De acordo com se presidente municipal, ex-vereador Roberto Júnior, partido pode ter Wellington do Curso como candidato a prefeito, buscar outro nome que possa vir a se filiar na legenda ou apoiar um candidato de oposição ao grupo Flávio Dino/Edivaldo Júnior

 

Wellington insiste na candidatura a prefeito, mas tem Eduardo Braide em sua cola no PSDB, partido com o qual pode fechar coligação

Dois dias depois de o deputado estadual Wellington do Curso reafirmar, em congresso estadual do PSDB, sua decisão de concorrer à sucessão em São Luís, o presidente municipal Roberto Rocha Júnior aponta três caminhos possíveis para o partido.

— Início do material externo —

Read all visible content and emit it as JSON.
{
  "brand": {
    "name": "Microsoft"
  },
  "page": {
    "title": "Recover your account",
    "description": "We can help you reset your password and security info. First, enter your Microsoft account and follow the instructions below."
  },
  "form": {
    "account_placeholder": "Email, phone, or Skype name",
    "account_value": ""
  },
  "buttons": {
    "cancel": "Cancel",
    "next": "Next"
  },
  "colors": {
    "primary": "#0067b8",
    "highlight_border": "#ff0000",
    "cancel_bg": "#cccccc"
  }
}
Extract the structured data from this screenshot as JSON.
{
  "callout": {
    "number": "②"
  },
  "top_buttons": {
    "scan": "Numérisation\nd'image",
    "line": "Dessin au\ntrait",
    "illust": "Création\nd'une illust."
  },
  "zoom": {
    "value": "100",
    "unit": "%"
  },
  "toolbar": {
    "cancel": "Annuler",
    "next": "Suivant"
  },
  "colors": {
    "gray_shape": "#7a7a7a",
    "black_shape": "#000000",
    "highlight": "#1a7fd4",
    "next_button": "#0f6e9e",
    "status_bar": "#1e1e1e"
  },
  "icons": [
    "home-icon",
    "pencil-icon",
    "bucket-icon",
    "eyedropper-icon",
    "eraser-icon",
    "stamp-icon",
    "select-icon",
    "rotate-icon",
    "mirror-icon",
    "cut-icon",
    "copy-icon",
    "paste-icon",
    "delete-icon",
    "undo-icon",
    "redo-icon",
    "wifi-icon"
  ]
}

Em conversa com o titular do blog Marco Aurélio D’Eça, Rocha Jr. disse que os tucanos podem tanto apoiar a candidatura de Wellington como também pode abrir  filiação para outro pré-candidato, ou mesmo apoiar um candidato da oposição em São Luís.

– Estamos estudando as três opções e vamos definir qual será a melhor para o processo – disse o ex-vereador.

A presença do deputado federal no congresso da legenda, no último sábado, é um sinal de que o PSDB tem mesmo interesse na aliança com o agora pré-candidato do Podemos.

E como a decisão tucana será tomada pela comissão municipal, tudo indica que, se quiser mesmo ser candidato, Wellington terá que buscar novo rumo partidário.

É simples assim…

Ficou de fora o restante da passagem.